I work in all the traditional media – drawing, painting, sculpture, photography – as well as digital painting and 3D modeling/animation. I believe that an artist in this day and age needs to be fluent in a multitude of media in order to make the most of an idea. I also believe that digital technology and the internet hold tremendous possibilities for art making today.

Monday, September 12, 2011

Cornelia Parker

Cornelia Parker is a contemporary artist from the UK. She works in sculpture and installation art, using a variety of materials. Most of the work she makes involves the "destruction" of an object or collection of objects. I put destruction in quotes because it maybe isn't the best term. It is more like the transformation of the objects through a typically destructive process: exploding, burning, stretching, squashing, dropping, smashing, etc. For example, for "Cold Dark Matter: An Exploded View"(1991), she hired the British Army to blow up a garden shed, then hung the pieces from the ceiling around a light source in the center. She currently has going a series titled "Avoided Object" consisting of different collections of objects that have been transformed in these ways. One example is a collection of shiny metal tableware that have been crushed under a steamroller. What interests me most about her work is the process of creation through destruction. In a way, Parker is redefining destruction as just another form of transformation.
 
Frith Street Gallery profile
more info from the European Graduate School

Sunday, September 11, 2011

Eva Hesse

Eva Hesse was a sculptor in New York during the height of modernism (late 50s, 60s), though she . She was born into a Jewish family 1936 in Hamburg, Germany. Her family fled Germany in 1938 and arrived in New York in 1939. Eva studied at several notable art schools including the School of Industrial Art in New York, Pratt Institute, and Cooper Union. In 1965 she began sculpting with plastic materials: latex, fiberglass, etc., the materials for which she became known. She died in 1970, at the young age of 34, as a result of a brain tumor, likely related to her chosen materials.
       Her work tends to be organic in form, evoking skin or dried seaweed. She is associated with postminimalism, a trend typified by emphasis on the formal, aesthetic aspects, and lack of formal complexity. Her work is usually the natural color of her materials, having a translucent quality. The materials are often very fragile, and degrade as they age, bringing a temporal aspect to her work In light of the death that they probably caused, Eva's sculptures take on a sinister aspect. Their light airy appearance hides a lurking, invisible threat.

 Article by Arthur C. Danto

John Grade

John Grade is a sculptor from Seattle, WA. He works in a variety of materials including wood, plastics, rubber, etc., making organic forms on a variety of scales. He begins in the studio, where he crafts the initial form, then he takes the piece and leaves it exposed in nature for some time, where it is transformed by the environment. In this way, natural decay and weathering become prevalent themes in his work. The element of chance that this process brings is also important. The artist isn't completely in control of the final product.
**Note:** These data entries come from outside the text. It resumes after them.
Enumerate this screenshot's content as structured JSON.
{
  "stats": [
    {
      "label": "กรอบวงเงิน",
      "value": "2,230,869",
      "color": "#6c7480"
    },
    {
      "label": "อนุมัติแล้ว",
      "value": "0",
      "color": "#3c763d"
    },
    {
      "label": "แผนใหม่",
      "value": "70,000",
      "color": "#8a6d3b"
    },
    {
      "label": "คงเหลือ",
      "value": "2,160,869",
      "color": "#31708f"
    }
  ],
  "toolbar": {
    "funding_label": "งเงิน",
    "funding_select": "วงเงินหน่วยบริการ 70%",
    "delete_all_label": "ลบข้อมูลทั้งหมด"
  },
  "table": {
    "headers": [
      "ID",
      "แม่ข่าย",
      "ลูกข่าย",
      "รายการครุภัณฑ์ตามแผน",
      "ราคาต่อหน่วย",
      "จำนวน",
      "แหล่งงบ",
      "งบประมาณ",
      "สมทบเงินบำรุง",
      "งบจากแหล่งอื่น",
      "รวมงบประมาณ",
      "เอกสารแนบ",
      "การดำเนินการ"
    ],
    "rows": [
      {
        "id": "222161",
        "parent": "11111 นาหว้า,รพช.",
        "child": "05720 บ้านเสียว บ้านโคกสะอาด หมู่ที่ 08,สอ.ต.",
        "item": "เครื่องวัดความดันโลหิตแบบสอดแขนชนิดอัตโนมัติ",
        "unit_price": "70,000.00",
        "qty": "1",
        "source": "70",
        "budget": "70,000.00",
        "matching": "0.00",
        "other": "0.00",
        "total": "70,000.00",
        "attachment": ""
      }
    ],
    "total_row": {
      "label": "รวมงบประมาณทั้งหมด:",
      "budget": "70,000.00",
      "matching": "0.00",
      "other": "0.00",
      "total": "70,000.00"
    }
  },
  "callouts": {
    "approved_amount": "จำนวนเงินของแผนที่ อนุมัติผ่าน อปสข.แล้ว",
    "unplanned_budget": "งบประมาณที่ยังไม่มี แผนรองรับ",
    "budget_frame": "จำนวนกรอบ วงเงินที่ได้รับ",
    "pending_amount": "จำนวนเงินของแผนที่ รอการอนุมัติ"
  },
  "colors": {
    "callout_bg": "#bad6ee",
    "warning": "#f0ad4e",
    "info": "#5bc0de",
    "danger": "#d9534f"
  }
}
The natural environment completes the work.
       For example, "Collector", which was displayed for a time at our very own Hallie Ford, consisted of a lattice-framed ring made out of wood which he initially submerged in Puget Sound where in collected barnacles and seaweed, then took to the Utah desert to get baked by the sun.
       Similarly, "Fold", an undulating circular structure made out of wood and resin, is currently buried in Idaho where the termites are having their way with it. 
       He is currently embarking on a project to resurrect pieces of the Wawona, an old schooner that has been rotting into Lake Union in Seattle for a number of years. He plans to carve them, then assemble then into a tree-like vertical tower.